Up I went, the roar of the angry mob dying with each muffin movement. Finally, I heaved myself up onto the roof of the building, the wind stronger up here. I wiped the muffin good from my hands onto my pants, or at least, I tried to, and then looked up to be eye-to-eye with a clan of warrior beavers, clad in chain mail and everything. We stood looking at each other for a moment, the muffin good beginning to dry on my hands.

"Jeremy," the biggest beaver eventually said. "Je suis ton père." I gasped, my eyes wide.

"NOOOOOOON!" I cried, pulling my 10-inch yew wand from my backpack. The beavers pulled out light-sabres and we began to battle on top of my mother's office building.

I quickly threw up a shielding spell to protect me as I rooted around in my backpack.
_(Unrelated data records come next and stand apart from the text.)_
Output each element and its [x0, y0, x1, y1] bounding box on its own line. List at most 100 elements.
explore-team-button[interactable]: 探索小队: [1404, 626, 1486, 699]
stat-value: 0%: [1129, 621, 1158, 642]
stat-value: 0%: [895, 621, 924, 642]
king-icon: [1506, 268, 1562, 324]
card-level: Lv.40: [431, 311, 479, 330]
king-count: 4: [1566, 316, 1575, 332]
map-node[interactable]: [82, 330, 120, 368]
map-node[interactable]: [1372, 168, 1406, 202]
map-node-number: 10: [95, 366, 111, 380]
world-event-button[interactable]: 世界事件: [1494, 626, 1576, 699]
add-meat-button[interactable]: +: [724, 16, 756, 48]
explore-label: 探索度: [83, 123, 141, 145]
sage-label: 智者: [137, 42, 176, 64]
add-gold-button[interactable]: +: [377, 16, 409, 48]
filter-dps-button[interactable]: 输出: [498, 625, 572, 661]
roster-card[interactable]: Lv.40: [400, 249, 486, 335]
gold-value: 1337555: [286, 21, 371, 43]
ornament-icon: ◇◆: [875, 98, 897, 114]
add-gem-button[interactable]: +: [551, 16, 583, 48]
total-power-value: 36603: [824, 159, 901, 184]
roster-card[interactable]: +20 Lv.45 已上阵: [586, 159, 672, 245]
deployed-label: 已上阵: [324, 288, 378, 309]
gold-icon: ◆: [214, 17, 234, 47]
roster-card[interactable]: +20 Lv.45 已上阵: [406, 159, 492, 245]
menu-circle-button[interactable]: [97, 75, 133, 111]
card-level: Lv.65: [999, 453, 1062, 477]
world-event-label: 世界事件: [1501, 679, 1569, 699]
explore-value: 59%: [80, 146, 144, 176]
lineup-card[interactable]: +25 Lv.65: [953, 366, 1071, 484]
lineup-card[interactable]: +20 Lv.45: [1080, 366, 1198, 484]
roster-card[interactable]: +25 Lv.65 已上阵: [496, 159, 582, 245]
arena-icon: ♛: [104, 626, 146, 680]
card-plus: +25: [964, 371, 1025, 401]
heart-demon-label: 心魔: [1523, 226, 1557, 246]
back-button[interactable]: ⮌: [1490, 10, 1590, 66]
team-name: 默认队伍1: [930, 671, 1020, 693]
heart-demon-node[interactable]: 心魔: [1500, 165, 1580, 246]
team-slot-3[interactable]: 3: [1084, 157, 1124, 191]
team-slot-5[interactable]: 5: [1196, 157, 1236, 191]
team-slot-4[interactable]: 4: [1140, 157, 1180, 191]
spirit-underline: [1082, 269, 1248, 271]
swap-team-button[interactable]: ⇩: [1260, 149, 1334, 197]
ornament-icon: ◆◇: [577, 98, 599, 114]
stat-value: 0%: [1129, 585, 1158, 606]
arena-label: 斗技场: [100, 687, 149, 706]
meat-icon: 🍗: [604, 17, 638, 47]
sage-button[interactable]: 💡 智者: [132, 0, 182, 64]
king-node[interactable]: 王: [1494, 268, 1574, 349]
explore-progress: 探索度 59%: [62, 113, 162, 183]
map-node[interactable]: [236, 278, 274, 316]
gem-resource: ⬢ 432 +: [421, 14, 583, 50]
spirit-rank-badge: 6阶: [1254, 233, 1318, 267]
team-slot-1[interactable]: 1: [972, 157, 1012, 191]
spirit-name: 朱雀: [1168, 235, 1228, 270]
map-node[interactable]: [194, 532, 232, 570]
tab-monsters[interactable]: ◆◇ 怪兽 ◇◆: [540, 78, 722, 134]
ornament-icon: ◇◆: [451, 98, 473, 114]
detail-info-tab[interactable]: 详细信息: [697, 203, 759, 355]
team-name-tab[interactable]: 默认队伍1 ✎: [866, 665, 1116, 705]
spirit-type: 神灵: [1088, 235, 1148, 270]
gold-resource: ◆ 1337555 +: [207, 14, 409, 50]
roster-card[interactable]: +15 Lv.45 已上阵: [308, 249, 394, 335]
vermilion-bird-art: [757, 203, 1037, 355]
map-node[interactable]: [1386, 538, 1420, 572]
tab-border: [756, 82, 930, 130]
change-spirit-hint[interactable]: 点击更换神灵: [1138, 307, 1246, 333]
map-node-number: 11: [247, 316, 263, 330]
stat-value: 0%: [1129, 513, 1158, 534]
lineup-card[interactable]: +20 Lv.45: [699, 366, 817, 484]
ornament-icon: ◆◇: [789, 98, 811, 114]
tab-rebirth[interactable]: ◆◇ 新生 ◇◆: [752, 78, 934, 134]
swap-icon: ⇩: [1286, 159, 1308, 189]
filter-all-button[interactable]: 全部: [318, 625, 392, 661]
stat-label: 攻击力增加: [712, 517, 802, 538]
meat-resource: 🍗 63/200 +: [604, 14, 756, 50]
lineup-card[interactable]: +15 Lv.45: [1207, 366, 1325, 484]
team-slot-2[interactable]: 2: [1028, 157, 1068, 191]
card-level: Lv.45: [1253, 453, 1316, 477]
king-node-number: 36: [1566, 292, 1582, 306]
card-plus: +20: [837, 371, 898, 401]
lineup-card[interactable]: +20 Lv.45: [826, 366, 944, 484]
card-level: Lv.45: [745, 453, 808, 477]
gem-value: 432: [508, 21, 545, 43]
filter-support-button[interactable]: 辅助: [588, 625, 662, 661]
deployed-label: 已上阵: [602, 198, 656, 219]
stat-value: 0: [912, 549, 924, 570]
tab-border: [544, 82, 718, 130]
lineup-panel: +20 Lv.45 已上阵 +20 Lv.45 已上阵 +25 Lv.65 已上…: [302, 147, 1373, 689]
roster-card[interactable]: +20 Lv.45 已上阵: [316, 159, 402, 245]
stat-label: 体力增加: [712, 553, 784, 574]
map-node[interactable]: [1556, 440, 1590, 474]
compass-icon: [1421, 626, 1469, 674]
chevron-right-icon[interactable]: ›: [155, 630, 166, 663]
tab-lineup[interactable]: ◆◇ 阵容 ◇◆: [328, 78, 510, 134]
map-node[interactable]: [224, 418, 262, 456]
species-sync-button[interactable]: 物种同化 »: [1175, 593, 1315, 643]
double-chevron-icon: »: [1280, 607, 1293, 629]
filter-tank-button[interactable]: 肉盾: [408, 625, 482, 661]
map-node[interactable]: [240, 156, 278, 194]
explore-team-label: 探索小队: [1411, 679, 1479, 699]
The beavers charged at me, attacking the orange and purple bubble that encased me. I could see my spell weakening under the pressure the beavers put on it and I dug more frantically.

"Come on, come on," I said. "Where is it? Aha!" I triumphantly pulled out my collapsible hang-glider and I was soaring away from the building just as they broke though my spell. No sooner was I above the angry mob, still shaking their briefcases, than the SWAT choppers began chasing me.

"Oh man," I said to myself, and turned on the turbo-jet engines on my hang-glider. I shot through the sky, twisting to avoid the bullets they fired at me. Finally, I flew through a particularly dense cloud and lost the choppers somewhere over the Indian Ocean. I could just see them shaking their fists at me in anger! I banked and made my way back over the Atlantic Ocean home.

I touched down on my porch in my peaceful little neighbourhood. I plugged my hang-glider into the house to let it charge and steeled myself to face the wrath of my mother.

But really, all in all it hadn't been a bad day.